Found on the Beach
About Found on the Beach
Found on the Beach was inspired by a lifetime of exploring that magical transition zone where water meets land.
The next transition, from where I always stand, kneel or crawl, is unreachably far away, where the sky meets the water. While the water is beautiful to look at and mesmerizing at times, it is the stone underfoot that you can pick up, hold in your hand and put into your pocket.
Of course, the magical zone manifests more than stones. Every day, a walk along the shore line exposes new treasures and shiny baubbles, textures and trinkets.
Each item has taken on a new life in this place. A nail or bottle is no longer something man made. The water’s interaction with the land has changed the object into something often unrecognizable.
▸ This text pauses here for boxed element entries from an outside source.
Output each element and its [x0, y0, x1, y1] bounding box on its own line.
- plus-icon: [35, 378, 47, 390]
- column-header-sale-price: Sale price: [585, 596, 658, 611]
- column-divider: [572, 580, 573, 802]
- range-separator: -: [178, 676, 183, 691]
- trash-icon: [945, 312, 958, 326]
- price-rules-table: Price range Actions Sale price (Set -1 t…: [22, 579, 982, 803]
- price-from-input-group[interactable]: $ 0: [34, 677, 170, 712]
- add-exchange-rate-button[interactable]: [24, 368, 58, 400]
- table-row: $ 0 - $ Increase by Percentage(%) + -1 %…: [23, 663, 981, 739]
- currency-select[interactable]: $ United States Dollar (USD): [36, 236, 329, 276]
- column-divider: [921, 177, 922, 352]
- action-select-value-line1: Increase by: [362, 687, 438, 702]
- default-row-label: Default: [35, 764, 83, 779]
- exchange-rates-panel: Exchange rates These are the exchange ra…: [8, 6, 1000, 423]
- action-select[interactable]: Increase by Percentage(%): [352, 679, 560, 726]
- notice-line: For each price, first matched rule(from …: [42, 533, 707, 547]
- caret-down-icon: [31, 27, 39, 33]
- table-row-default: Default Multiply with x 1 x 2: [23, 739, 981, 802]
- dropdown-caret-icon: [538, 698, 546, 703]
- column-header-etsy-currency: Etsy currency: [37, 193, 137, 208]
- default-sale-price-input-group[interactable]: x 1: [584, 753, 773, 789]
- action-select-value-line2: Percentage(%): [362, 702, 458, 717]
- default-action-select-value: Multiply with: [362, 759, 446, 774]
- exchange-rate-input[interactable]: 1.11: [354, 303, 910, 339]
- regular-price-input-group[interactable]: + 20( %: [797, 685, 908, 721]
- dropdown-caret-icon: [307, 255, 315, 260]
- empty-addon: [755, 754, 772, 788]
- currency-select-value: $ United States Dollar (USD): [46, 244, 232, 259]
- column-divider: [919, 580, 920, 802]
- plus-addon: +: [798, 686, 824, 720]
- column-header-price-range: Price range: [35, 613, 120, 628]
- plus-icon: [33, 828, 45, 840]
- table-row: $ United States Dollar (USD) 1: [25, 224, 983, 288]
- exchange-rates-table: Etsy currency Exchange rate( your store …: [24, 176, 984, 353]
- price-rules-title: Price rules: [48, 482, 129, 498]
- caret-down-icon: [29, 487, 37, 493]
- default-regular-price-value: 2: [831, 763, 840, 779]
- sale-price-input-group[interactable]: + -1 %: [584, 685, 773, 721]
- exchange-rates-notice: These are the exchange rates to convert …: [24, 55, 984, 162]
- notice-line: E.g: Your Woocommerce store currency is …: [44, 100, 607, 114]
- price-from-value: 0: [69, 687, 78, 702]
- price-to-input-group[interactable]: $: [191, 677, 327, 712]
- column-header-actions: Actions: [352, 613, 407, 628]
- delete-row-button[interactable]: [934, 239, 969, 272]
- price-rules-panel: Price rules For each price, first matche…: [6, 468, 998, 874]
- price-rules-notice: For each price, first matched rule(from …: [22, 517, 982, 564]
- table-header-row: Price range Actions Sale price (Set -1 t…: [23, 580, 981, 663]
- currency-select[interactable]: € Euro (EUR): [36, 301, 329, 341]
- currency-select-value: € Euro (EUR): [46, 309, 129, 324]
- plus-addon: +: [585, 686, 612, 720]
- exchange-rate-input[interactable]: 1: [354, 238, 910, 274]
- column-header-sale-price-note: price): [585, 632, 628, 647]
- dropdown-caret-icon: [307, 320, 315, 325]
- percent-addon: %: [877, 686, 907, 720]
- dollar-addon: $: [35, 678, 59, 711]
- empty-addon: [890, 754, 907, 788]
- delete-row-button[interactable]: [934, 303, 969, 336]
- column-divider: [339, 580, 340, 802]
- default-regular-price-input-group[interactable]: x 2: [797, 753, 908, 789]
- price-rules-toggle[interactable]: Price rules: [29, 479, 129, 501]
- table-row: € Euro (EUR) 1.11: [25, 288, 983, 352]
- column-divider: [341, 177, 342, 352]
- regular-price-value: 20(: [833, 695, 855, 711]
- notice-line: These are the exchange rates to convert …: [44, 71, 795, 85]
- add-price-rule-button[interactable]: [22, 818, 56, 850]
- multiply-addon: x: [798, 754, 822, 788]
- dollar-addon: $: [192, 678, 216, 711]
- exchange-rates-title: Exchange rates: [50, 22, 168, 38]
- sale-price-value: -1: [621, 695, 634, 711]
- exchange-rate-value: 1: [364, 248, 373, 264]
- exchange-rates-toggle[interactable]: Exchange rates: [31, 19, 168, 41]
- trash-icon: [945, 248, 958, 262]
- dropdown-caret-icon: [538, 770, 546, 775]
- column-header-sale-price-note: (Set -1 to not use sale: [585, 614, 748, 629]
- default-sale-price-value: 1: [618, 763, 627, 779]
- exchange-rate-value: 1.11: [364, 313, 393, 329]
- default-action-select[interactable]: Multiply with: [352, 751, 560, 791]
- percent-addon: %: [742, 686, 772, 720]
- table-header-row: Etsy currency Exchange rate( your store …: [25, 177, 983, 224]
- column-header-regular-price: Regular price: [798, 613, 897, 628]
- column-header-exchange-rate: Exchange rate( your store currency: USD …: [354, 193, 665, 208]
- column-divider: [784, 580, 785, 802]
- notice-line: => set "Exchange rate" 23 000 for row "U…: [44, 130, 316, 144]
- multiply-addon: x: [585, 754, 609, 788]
The stone, once a chip or crystal, part of some bigger rock, has been caressed to the point that it is almost transparent, smoothed to the point that “rock”, with all of its rough connotations, just doesn’t apply.
I feel some guilt, picking up a piece of shell and putting it in my pocket. I know I have interrupted a pattern. I have changed its destiny to make it a star in my own small dramas. It was meant to be part of the beach, another grain of sand that will rub up against the next rock or shell, replacing itself as it gets smaller.
Maybe, one day, I will plan a visit to the beach in reverse. I will go to my shelves and drawers, fill my pockets with stones and bits, and scatter them into the incoming tide.